Statistics suggests that some modern societies imprison people at a rate unparalleled. Why is this so? Why do we lock people up? What do we hope to achieve by doing so? We will contrast secular and Talmudic theories of criminal justice, with suggestions of how to ensure a more just justice system.

  1. Judaism and the Death Penalty, Wednesday 23rd January

Some crimes are irreversible. Everyone makes mistakes. Taken together, these two propositions suggest both the imperative and impediment for the death penalty and point to its central paradox. Can man have the authority to sentence another man to death? How should we respond to the most serious crimes?
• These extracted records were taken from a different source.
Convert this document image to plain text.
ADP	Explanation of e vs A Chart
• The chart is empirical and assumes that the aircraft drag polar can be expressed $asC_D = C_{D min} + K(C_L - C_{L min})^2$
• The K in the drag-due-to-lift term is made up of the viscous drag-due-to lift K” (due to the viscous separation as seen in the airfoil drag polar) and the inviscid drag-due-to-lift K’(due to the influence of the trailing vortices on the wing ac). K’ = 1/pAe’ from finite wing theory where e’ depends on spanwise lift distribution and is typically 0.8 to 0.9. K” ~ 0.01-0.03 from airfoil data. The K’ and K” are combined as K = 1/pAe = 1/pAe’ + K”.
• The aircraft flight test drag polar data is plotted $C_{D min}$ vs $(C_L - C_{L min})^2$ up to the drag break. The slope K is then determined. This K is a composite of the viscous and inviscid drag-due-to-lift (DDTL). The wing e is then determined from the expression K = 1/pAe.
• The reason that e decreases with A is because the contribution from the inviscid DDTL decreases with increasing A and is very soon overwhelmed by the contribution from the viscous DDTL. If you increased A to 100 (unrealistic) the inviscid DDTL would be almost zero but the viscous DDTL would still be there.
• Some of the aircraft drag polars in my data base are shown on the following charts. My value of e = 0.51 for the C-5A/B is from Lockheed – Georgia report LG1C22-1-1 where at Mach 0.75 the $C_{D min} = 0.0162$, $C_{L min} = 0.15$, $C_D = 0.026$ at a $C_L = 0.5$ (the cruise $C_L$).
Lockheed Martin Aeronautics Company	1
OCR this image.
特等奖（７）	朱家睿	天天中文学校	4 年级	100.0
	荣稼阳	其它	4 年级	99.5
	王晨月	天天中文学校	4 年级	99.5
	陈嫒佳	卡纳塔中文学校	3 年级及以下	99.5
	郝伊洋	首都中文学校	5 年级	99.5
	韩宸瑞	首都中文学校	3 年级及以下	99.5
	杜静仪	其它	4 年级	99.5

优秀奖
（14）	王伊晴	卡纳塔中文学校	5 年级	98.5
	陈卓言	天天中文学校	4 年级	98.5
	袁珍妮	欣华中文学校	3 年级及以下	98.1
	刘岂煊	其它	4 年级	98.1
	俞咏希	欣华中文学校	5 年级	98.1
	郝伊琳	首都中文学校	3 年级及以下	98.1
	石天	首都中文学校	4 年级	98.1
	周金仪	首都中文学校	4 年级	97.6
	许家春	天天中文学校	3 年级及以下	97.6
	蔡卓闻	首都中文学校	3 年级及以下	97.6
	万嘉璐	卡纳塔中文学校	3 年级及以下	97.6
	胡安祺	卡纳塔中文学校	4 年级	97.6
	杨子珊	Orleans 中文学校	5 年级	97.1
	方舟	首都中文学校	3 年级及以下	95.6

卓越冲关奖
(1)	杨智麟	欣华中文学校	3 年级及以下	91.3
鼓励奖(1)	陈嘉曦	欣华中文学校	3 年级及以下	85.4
  1. Standards of Evidence in the Talmud, Wednesday 30th January

Judges and juries must always be clear-sighted. How can we assess the truth of testimony? Does every criminal confession count, are some inadmissible? Can informants be credible? This lesson explores the concept of evidentiary standards in several overlapping areas of Talmudic and secular law.

  1. How Do Criminals Make Amends? Wednesday 6th February

Is the Criminal Justice system an expression of how society seeks restitution for crimes and rehabilitation for criminals? How can it be improved? Is the sentencing program rehabilitative? The extensive, systematic program of repentance laid out in the Talmud can be considered insights this process holds for present-day criminal rehabilitation.

  1. Re-acceptance and the Criminal Background Check, Wednesday 13th February

On Rosh Hashanah we say: All of your deeds are recorded in a book, the contemporary criminal justice system records does the same. Is it possible to find a balance between the needs of society, employers, and ex-offenders? We will explore contemporary situation, and read answers in the paradigm of Jewish law.

  1. Addressing Crime Before It Happens, Wednesday 20th February

The best way to improve the criminal justice system is by keeping people out of it. Judaism has long recognised the role of societal factors in the commission of crime: poverty and unemployment are significant, as are education, values, and personal character. What is the root of criminality and what preventative policy could we propose?